Rename "English" section to "Language"

2025-12-11 12:14:30 +03:00 · 2016-10-21 00:58:24 +02:00 · 2016-10-21 00:58:24 +02:00 · f8322a69e7
commit f8322a69e7
parent e16e78a737
3 changed files with 101 additions and 117 deletions
--- a/website/docs/_api-language.jade
+++ b/website/docs/_api-language.jade
@ -1,150 +1,134 @@
 //- ----------------------------------
-//- 💫 DOCS > API > ENGLISH
+//- 💫 DOCS > API > LANGUAGE
 //- ----------------------------------

-+section("english")
-    +h(2, "english", "https://github.com/" + SOCIAL.github + "/spaCy/blob/master/spacy/language.py")
-        | #[+tag class] English(Language)
+section("language")
+    +h(2, "language", "https://github.com/" + SOCIAL.github + "/spaCy/blob/master/spacy/language.py")
+        | #[+tag class] Language

    p.
-        The English analysis pipeline. Usually you"ll load this once per process,
-        and pass the instance around your program.
+        A pipeline that transforms text strings into annotated spaCy Doc objects. Usually you'll load the Language pipeline once and pass the instance around your program.

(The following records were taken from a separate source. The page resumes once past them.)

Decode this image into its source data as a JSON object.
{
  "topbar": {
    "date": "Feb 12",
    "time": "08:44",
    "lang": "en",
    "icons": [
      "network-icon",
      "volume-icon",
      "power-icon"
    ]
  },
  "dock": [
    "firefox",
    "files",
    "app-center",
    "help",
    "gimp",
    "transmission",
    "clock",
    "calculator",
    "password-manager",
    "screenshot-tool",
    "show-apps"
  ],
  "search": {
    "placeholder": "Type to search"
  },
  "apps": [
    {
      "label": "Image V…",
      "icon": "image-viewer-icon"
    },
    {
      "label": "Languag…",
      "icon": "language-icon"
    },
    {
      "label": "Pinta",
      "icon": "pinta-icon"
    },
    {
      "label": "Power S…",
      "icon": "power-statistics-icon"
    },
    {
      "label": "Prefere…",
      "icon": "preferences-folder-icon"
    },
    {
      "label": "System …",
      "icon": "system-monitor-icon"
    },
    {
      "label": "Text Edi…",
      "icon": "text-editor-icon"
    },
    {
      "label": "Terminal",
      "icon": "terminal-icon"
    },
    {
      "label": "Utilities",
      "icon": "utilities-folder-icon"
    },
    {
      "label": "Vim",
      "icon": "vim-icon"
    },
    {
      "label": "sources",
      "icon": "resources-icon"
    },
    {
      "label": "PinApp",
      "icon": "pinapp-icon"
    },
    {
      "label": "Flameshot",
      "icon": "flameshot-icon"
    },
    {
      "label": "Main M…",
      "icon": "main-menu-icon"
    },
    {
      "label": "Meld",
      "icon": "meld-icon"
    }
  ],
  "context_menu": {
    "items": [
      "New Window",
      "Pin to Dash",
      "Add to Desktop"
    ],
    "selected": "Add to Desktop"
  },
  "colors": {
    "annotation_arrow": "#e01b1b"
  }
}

    +code("python", "Overview").
        class Language:
-            lang = None
-            def __init__(self, data_dir=None, tokenizer=None, tagger=None, parser=None, entity=None, matcher=None):
-                return self
+            Defaults = BaseDefaults

-            def __call__(self, text, tag=True, parse=True, entity=True):
-                return Doc()
+            def __init__(self, path=True, **overrides):
+                self.vocab = Vocab()
+                self.tokenizer = Tokenizer()
+                self.tagger = Tagger()
+                self.parser = DependencyParser()
+                self.entity = EntityRecognizer()
+                self.make_doc = lambda text: Doc()
+                self.pipeline = [self.tagger, self.parser, self.entity]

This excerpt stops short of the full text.